I hope you will manage between the patches that have the same name and version, but
address the backport to a different stable LTS branch. They differ by the patch proper,
naturally, to state the obvious, or the upstream would apply of course.

I don't know the exact formatting procedure for the backports, so I improvised, but I feel that backporting
bug fixes is very important, even if they are not security fixes.

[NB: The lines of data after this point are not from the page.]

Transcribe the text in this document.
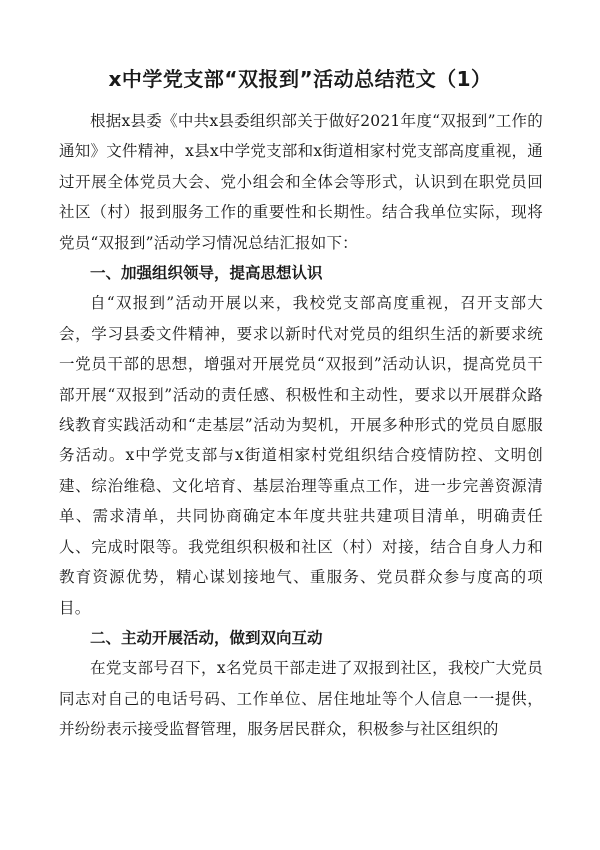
x中学党支部“双报到”活动总结范文（1）

根据x县委《中共x县委组织部关于做好2021年度“双报到”工作的通知》文件精神，x县x中学党支部和x街道相家村党支部高度重视，通过开展全体党员大会、党小组会和全体会等形式，认识到在职党员回社区（村）报到服务工作的重要性和长期性。结合我单位实际，现将党员“双报到”活动学习情况总结汇报如下：

一、加强组织领导，提高思想认识

自“双报到”活动开展以来，我校党支部高度重视，召开支部大会，学习县委文件精神，要求以新时代对党员的组织生活的新要求统一党员干部的思想，增强对开展党员“双报到”活动认识，提高党员干部开展“双报到”活动的责任感、积极性和主动性，要求以开展群众路线教育实践活动和“走基层”活动为契机，开展多种形式的党员自愿服务活动。x中学党支部与x街道相家村党组织结合疫情防控、文明创建、综治维稳、文化培育、基层治理等重点工作，进一步完善资源清单、需求清单，共同协商确定本年度共驻共建项目清单，明确责任人、完成时限等。我党组织积极和社区（村）对接，结合自身人力和教育资源优势，精心谋划接地气、重服务、党员群众参与度高的项目。

二、主动开展活动，做到双向互动

在党支部号召下，x名党员干部走进了双报到社区，我校广大党员同志对自己的电话号码、工作单位、居住地址等个人信息一一提供，并纷纷表示接受监督管理，服务居民群众，积极参与社区组织的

I found no new weaknesses in the firmware driver after reviewing the code again. The buffer for name can be
released twice, though, but kfree(NULL) is permissible:

        kfree_const(test_fw_config->name);
        test_fw_config->name = NULL;

This about ends this chapter, and I am waiting for a review and an ACK.

Kind regards,
Mirsad Todorovac
  

Patch

diff --git a/lib/test_firmware.c b/lib/test_firmware.c
index 38553944e967..92d7195d5b5b 100644
--- a/lib/test_firmware.c
+++ b/lib/test_firmware.c
@@ -301,16 +301,26 @@  static ssize_t config_test_show_str(char *dst,
 	return len;
 }
 
-static int test_dev_config_update_bool(const char *buf, size_t size,
-				       bool *cfg)
+static inline int __test_dev_config_update_bool(const char *buf, size_t size,
+						bool *cfg)
 {
 	int ret;
 
-	mutex_lock(&test_fw_mutex);
 	if (strtobool(buf, cfg) < 0)
 		ret = -EINVAL;
 	else
 		ret = size;
+
+	return ret;
+}
+
+static int test_dev_config_update_bool(const char *buf, size_t size,
+				       bool *cfg)
+{
+	int ret;
+
+	mutex_lock(&test_fw_mutex);
+	ret = __test_dev_config_update_bool(buf, size, cfg);
 	mutex_unlock(&test_fw_mutex);
 
 	return ret;
@@ -340,7 +350,7 @@  static ssize_t test_dev_config_show_int(char *buf, int cfg)
 	return snprintf(buf, PAGE_SIZE, "%d\n", val);
 }
 
-static int test_dev_config_update_u8(const char *buf, size_t size, u8 *cfg)
+static inline int __test_dev_config_update_u8(const char *buf, size_t size, u8 *cfg)
 {
 	int ret;
 	long new;
@@ -352,14 +362,23 @@  static int test_dev_config_update_u8(const char *buf, size_t size, u8 *cfg)
 	if (new > U8_MAX)
 		return -EINVAL;
 
-	mutex_lock(&test_fw_mutex);
 	*(u8 *)cfg = new;
-	mutex_unlock(&test_fw_mutex);
 
 	/* Always return full write size even if we didn't consume all */
 	return size;
 }
 
+static int test_dev_config_update_u8(const char *buf, size_t size, u8 *cfg)
+{
+	int ret;
+
+	mutex_lock(&test_fw_mutex);
+	ret = __test_dev_config_update_u8(buf, size, cfg);
+	mutex_unlock(&test_fw_mutex);
+
+	return ret;
+}
+
 static ssize_t test_dev_config_show_u8(char *buf, u8 cfg)
 {
 	u8 val;
@@ -392,10 +411,10 @@  static ssize_t config_num_requests_store(struct device *dev,
 		mutex_unlock(&test_fw_mutex);
 		goto out;
 	}
-	mutex_unlock(&test_fw_mutex);
 
-	rc = test_dev_config_update_u8(buf, count,
-				       &test_fw_config->num_requests);
+	rc = __test_dev_config_update_u8(buf, count,
+					 &test_fw_config->num_requests);
+	mutex_unlock(&test_fw_mutex);
 
 out:
 	return rc;